Todas sus estrategias de defensa se han revelado torpes, una detrás de otra. Primero dijo que todo era falso y que obedecía a una persecución política del PSOE, en contraste con la lenidad con que el poder ha tratado otros casos de altos cargos socialistas que sí han sido agasajados por particulares o han usado medios públicos para fines privados (el ex ministro Fernández Bermejo o el ex director del CNI, Alberto Saiz).

Después aseguró que su caso se disolvería en cualquiera de los trámites procesales. Ha ocurrido que el Tribunal Superior de Justicia de la Comunidad Valenciana aceptó hacerse cargo de las diligencias iniciadas por Garzón y que el juez instructor -un magistrado conservador que fue consejero de Justicia a sus órdenes- ha visto indicios racionales de delito en su actuación. Se basa en algunos testimonios, conversaciones y documentación intervenida a miembros de la trama de corrupción, frente a los que Camps sólo ha podido presentar sus continuas protestas de inocencia, pero nada más.

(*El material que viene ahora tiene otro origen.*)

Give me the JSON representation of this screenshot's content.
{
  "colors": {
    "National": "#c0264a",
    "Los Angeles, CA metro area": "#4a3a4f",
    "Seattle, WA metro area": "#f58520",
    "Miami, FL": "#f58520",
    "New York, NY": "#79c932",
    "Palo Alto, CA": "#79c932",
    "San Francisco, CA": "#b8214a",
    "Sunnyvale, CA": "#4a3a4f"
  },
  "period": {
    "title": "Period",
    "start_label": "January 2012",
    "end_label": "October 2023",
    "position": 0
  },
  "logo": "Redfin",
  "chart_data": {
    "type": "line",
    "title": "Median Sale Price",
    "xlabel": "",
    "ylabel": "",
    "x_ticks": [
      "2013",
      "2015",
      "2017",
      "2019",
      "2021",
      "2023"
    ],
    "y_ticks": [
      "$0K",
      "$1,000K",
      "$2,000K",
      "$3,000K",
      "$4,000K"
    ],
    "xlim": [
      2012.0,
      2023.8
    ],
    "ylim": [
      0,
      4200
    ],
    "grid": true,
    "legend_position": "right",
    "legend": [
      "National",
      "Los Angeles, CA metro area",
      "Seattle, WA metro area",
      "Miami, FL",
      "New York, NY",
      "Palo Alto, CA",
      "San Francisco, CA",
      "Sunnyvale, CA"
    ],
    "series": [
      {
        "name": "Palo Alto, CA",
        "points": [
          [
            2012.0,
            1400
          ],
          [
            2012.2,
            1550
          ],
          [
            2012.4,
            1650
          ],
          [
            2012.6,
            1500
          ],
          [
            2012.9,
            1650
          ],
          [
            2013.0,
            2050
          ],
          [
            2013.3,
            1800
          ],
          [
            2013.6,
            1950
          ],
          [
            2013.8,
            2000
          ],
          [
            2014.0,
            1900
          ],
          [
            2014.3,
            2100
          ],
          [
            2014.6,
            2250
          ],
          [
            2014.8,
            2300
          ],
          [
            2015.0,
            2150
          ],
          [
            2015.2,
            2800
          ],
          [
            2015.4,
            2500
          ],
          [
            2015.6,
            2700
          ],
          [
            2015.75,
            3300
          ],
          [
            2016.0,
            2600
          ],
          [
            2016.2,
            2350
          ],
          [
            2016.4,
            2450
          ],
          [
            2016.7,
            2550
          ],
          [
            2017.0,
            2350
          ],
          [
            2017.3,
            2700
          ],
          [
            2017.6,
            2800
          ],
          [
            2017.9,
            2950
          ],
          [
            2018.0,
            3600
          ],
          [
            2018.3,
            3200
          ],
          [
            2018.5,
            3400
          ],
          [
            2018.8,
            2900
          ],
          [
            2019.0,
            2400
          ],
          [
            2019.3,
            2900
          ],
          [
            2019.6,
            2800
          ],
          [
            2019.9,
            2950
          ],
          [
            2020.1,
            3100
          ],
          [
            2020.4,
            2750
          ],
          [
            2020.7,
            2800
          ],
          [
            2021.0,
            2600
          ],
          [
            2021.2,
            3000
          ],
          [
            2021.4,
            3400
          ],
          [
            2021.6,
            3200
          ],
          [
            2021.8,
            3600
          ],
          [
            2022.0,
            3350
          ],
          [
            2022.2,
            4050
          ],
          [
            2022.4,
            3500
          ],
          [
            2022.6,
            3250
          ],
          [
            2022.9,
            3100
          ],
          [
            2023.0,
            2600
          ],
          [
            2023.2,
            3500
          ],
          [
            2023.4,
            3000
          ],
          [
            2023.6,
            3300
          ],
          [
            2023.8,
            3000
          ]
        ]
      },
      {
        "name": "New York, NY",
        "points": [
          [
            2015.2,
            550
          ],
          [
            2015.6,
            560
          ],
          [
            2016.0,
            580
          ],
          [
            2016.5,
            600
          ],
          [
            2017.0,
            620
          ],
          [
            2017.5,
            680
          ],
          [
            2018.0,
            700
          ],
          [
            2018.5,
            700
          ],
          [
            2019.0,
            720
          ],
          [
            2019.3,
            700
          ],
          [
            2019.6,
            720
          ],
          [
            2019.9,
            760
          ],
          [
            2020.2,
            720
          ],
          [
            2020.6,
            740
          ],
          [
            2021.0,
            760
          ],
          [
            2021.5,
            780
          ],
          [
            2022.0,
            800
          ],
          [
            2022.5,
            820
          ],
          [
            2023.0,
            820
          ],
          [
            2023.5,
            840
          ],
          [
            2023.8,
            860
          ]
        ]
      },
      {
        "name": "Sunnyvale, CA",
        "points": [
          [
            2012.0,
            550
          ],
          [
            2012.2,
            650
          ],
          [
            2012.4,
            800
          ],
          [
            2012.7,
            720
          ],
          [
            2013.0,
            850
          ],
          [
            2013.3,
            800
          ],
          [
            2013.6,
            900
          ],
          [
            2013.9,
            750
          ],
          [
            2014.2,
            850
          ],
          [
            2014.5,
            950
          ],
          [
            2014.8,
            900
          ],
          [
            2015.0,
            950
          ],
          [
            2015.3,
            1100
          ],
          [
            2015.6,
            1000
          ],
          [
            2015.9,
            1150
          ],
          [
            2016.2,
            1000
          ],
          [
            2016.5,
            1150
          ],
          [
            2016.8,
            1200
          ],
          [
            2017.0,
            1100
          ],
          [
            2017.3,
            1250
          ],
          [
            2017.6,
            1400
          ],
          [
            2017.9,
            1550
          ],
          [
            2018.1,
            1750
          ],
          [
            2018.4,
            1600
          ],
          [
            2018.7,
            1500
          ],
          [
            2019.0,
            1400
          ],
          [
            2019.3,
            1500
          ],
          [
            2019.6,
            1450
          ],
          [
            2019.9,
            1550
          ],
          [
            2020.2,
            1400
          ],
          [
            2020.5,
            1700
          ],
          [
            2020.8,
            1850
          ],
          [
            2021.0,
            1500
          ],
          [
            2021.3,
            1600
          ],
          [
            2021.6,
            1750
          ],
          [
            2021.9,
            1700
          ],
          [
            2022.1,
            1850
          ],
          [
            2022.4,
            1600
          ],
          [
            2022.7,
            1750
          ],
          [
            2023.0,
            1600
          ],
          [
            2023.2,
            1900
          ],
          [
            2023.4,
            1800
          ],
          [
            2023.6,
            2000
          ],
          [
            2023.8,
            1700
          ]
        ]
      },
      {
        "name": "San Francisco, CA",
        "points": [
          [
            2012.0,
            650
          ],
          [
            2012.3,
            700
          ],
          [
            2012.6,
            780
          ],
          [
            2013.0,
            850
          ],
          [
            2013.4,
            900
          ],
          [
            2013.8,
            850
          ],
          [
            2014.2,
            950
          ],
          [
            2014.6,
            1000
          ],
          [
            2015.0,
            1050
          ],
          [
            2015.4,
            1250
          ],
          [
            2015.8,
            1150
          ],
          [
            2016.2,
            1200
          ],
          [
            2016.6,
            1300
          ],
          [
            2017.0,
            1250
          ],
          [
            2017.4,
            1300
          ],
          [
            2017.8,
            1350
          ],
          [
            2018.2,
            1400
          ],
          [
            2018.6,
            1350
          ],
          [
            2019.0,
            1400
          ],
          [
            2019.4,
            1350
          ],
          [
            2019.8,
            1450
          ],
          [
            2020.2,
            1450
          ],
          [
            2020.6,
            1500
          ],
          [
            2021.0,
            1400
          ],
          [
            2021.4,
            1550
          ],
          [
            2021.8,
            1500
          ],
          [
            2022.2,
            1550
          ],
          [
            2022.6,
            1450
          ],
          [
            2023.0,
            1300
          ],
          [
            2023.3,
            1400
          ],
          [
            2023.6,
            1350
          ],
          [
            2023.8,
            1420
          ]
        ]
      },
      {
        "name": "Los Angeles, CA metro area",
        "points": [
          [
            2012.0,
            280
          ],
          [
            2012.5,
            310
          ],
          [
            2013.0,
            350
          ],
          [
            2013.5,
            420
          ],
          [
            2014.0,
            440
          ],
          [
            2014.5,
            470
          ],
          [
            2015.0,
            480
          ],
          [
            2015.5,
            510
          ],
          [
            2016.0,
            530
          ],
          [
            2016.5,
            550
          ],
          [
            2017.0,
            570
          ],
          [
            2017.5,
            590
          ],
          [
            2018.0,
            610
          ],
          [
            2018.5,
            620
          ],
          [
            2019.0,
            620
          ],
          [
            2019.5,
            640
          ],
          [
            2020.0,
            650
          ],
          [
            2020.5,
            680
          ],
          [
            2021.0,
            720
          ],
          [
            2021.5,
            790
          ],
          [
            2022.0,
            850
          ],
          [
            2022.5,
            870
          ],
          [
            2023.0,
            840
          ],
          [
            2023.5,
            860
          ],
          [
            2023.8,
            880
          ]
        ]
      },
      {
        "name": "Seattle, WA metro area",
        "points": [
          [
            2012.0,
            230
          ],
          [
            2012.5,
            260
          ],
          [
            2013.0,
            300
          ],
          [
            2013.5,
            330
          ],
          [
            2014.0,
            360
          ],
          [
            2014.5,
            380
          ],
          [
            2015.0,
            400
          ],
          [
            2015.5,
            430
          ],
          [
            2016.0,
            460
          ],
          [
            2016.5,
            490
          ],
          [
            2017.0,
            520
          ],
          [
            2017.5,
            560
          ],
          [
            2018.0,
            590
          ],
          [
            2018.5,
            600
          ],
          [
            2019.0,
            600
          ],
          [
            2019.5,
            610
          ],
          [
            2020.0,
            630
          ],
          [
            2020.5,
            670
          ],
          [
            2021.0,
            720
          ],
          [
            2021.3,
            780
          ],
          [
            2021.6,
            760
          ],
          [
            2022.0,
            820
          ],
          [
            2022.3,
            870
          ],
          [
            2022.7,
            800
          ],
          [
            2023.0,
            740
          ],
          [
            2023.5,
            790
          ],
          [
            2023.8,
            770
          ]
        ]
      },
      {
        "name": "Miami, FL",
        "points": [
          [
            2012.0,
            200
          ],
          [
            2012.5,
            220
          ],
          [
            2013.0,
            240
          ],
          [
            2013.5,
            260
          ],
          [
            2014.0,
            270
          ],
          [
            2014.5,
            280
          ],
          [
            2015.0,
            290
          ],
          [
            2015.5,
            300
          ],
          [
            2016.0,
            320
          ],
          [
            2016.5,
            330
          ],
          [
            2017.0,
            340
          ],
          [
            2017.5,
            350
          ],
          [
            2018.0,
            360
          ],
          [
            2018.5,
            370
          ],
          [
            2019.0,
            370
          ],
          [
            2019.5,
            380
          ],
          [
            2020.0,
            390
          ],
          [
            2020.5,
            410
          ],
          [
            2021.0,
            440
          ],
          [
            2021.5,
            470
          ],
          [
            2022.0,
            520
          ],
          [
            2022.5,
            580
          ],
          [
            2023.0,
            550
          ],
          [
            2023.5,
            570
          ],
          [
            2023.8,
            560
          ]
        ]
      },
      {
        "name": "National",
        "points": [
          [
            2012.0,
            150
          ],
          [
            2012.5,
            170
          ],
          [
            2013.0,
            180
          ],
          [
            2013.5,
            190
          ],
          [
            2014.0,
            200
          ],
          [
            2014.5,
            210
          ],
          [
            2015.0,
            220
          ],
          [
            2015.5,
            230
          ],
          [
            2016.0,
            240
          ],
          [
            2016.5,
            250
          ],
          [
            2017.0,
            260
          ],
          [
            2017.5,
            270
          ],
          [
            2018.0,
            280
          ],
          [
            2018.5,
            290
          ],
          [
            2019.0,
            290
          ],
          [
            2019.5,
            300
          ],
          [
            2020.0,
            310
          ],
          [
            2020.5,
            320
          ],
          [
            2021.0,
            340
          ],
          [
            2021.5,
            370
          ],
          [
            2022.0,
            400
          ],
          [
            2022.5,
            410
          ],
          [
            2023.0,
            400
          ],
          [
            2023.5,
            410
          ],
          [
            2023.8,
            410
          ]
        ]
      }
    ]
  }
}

Finalmente, cuando cada escaloncito de la Justicia ensombrece el horizonte de Camps y las cosas pintan cada vez más feas, el PP acude a la táctica más socorrida: que no es para tanto, que recibir regalos del ramo textil sin favorecer desde su cargo a quien se los hizo (como expresamente señala el auto del juez) no tiene importancia y que, además, todos los responsables políticos los aceptan. Ahí es donde entra la alcaldesa de Valencia, Rita Barberá, comparando los trajes de su jefe y las anchoas que el presidente de Cantabria suministra a Zapatero cada vez que éste lo recibe en la Moncloa. ¿Acaso las anchoas del Cantábrico tienen menos potencial para cohechar que la ropa de Milano?

Con lo cual la defensa de Camps ha entrado en contradicción consigo misma. Podría seguir aferrado a su afirmación inicial de que él abonó los trajes en metálico, con el dinero de su esposa boticaria, o puede agarrarse al argumento consolador de que recibir un traje de un amigo, sin contrapartida, no es algo grave ni delictivo, sino una costumbre entre los políticos de todo signo. Lo que no puede es decir las dos cosas al mismo tiempo, que no lo hizo y que lo hizo pero carece de importancia.

Se abre paso la tesis de que a Camps le pagaron los dichosos trajes y que no hay en ello ni delito ni falta moral. El problema es que se ha llevado meses diciendo que los pagó. ¿Ha mentido, pues? Todavía peor.